The road between Marienberg and Reitzenhain was improved to rural highway standards in the first half of the 19th century. The railway from Chemnitz to Komotau via Marienberg was opened on 23 August 1875. The volunteer fire department was founded in 1879. A schoolhouse was opened in 1882. Peat digging started in 1891. Together with the neighbouring Reizenhain on the Czech side of the border, the Reitzenhain neighbourhood of Reißigmühle was connected to the electricity supply network in 1921. New municipal offices were inaugurated in 1924.

Kühnhaide was administratively joined with Reitzenhain on 1 October 1937, but became a separate municipality again on 1 April 1948. During World War II, a bomb dropped on the village in February 1945, destroyed one building and killed 14 people. In April 1945, a transport of prisoners from a subcamp of the Buchenwald concentration camp in Tröglitz, stopped in the village, and then the SS and local German civilians carried out a massacre of at least 380 prisoners, who tried to escape. The surviving prisoners were sent on a death march to German-occupied Terezín. After the war, the economical ties to Bohemia were interrupted, which caused a decline of the village.

Reitzenhain remained a separate municipality until 31 December 1993, it then joined with Kühnhaide, Rübenau, and Satzung to form the new municipality Hirtstein of which it became the administrative seat. On 1 January 2003 Hirtstein joined Marienberg.

== Infrastructure ==
Bundesstraße 174 from Chemnitz ends on the border crossing to Hora Svatého Šebestiána and continues from there as National Road 7 to Chomutov.
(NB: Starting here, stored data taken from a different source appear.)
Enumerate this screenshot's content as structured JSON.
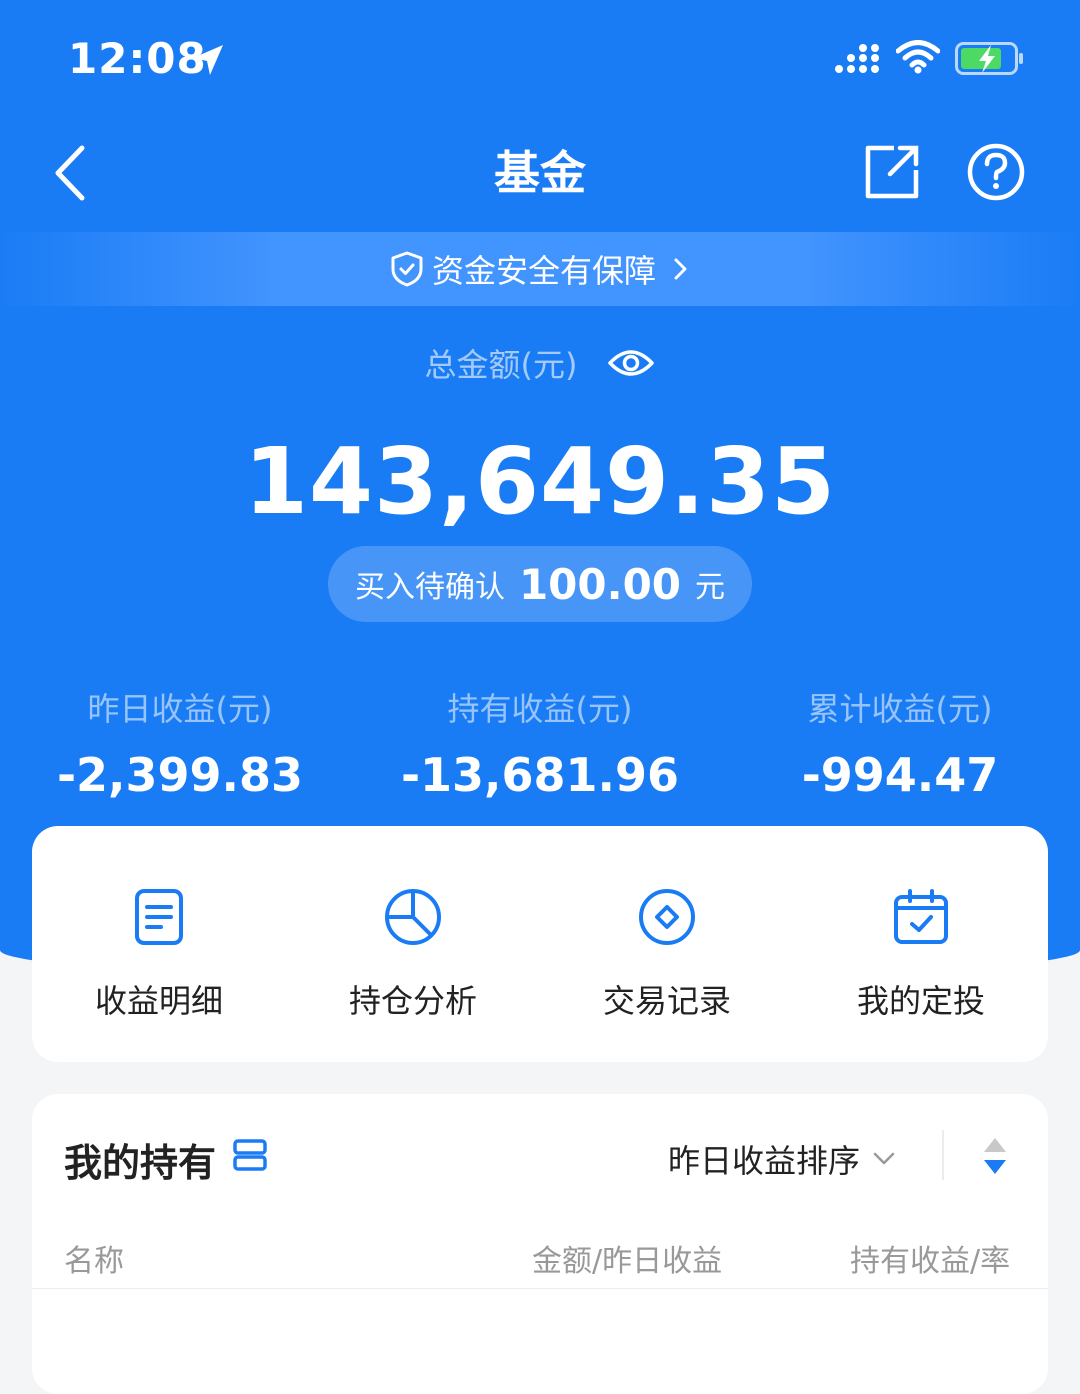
{
  "status_bar": {
    "time": "12:08",
    "icons": [
      "location-arrow-icon",
      "signal-icon",
      "wifi-icon",
      "battery-charging-icon"
    ]
  },
  "nav": {
    "title": "基金",
    "icons": [
      "back-chevron-icon",
      "share-icon",
      "help-icon"
    ]
  },
  "security_banner": {
    "text": "资金安全有保障"
  },
  "total": {
    "label": "总金额(元)",
    "amount": "143,649.35",
    "pending_label": "买入待确认",
    "pending_value": "100.00",
    "pending_unit": "元"
  },
  "stats": [
    {
      "label": "昨日收益(元)",
      "value": "-2,399.83"
    },
    {
      "label": "持有收益(元)",
      "value": "-13,681.96"
    },
    {
      "label": "累计收益(元)",
      "value": "-994.47"
    }
  ],
  "actions": [
    {
      "label": "收益明细",
      "icon": "document-icon"
    },
    {
      "label": "持仓分析",
      "icon": "pie-chart-icon"
    },
    {
      "label": "交易记录",
      "icon": "diamond-circle-icon"
    },
    {
      "label": "我的定投",
      "icon": "calendar-check-icon"
    }
  ],
  "holdings": {
    "title": "我的持有",
    "sort_label": "昨日收益排序",
    "columns": [
      "名称",
      "金额/昨日收益",
      "持有收益/率"
    ]
  },
  "colors": {
    "primary_blue": "#1a7cf5",
    "background": "#f4f5f7",
    "card": "#ffffff"
  }
}
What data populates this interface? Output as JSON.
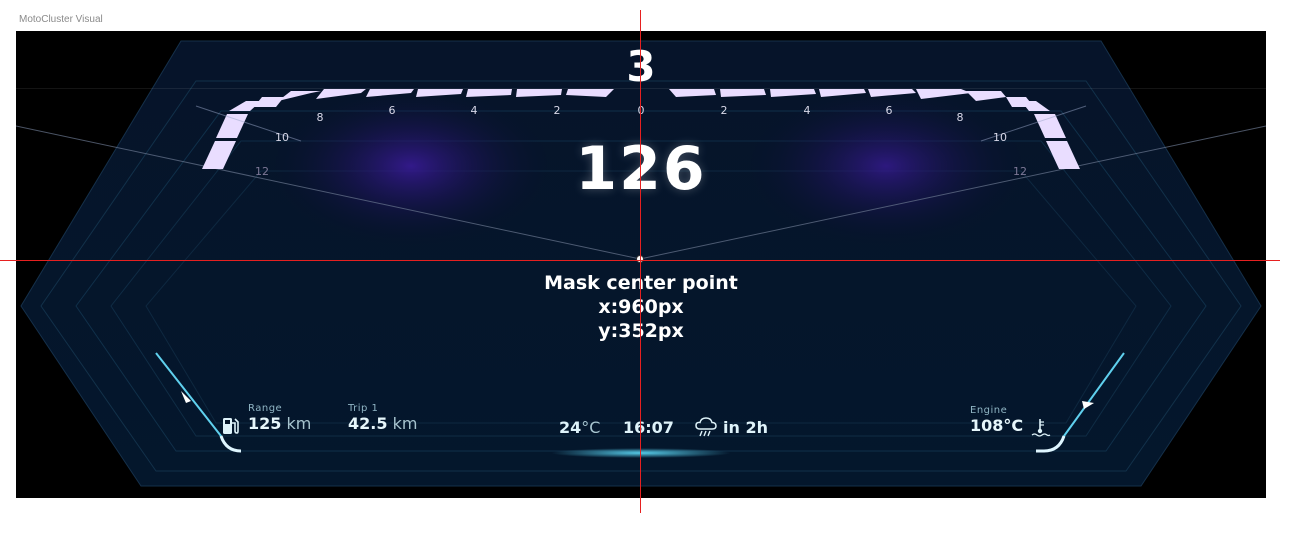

Reitzenhain station was border station on the Saxon line Flöha-Reitzenhain which continued via Reizenhain (Pohraniční) to Chomutov. When cross-border traffic ceased after World War II, the station lost its importance. Passenger trains to Reitzenhain were cancelled on 1 October 1978, freight trains on 8 January 1994, the line between Marienberg and Reitzenhain was closed on 15 December 1998 and has been lifted in 2013 in favour of a bicycle and hiking path.

Reitzenhain has bus connections with Annaberg-Buchholz, Marienberg and Olbernhau on weekdays, and to Rübenau and Satzung on schooldays, provided by VMS.

== People ==
- Eugen Georg Schuffenhauer, founder of a religious movement who claimed to be able to converse with the spirits of the dead, lived in Reitzenhain from 1922 until his death in 1953.